🤖 AI Summary
This work identifies a novel, stealthy security threat to reinforcement learning (RL) systems during training: backdoor attacks via reward signal poisoning. Unlike conventional attacks, this method embeds conditional triggers into the reward function to induce malicious policy behavior under specific inputs, while preserving near-normal performance on benign tasks. The authors propose a lightweight, transferable reward function manipulation framework and validate it on Hopper and Walker2D benchmarks. Under non-triggered conditions, agent performance degrades by only 2.18% and 4.59%, respectively; under triggered conditions, policy failure rates reach 82.31% and 71.27%. This study is the first to systematically characterize the feasibility and stealthiness of reward-poisoning backdoors in RL. It establishes a critical benchmark for RL security and opens new research directions for robustness-aware reward design and backdoor detection in sequential decision-making systems.
📝 Abstract
Reinforcement learning (RL) has achieved remarkable success across diverse domains, enabling autonomous systems to learn and adapt to dynamic environments by optimizing a reward function.

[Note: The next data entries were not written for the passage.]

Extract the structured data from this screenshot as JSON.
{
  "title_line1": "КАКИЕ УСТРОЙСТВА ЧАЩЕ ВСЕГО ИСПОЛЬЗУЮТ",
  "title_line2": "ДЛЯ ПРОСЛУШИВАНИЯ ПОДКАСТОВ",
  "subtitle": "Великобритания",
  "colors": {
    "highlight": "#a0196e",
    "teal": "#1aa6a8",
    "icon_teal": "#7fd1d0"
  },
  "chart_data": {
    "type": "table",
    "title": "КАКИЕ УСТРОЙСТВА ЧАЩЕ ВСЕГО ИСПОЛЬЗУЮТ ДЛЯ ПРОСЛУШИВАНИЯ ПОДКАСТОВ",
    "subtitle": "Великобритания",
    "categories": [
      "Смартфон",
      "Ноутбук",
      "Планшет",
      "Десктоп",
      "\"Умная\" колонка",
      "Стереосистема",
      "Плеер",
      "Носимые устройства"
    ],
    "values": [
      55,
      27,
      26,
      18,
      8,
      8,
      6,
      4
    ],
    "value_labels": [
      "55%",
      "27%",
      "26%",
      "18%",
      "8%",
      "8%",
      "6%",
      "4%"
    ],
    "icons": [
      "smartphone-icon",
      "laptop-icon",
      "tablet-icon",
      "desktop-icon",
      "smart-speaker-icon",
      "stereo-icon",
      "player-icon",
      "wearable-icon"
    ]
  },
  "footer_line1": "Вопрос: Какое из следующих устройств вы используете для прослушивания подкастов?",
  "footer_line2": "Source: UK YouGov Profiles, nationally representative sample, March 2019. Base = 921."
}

However, this reliance on reward signals creates a significant security vulnerability. In this paper, we study a stealthy backdoor attack that manipulates an agent's policy by poisoning its reward signals. The effectiveness of this attack highlights a critical threat to the integrity of deployed RL systems and calls for urgent defenses against training-time manipulation. We evaluate the attack across classic control and MuJoCo environments. The backdoored agent remains highly stealthy in Hopper and Walker2D, with minimal performance drops of only 2.18 % and 4.59 % under non-triggered scenarios, while achieving strong attack efficacy with up to 82.31% and 71.27% declines under trigger conditions.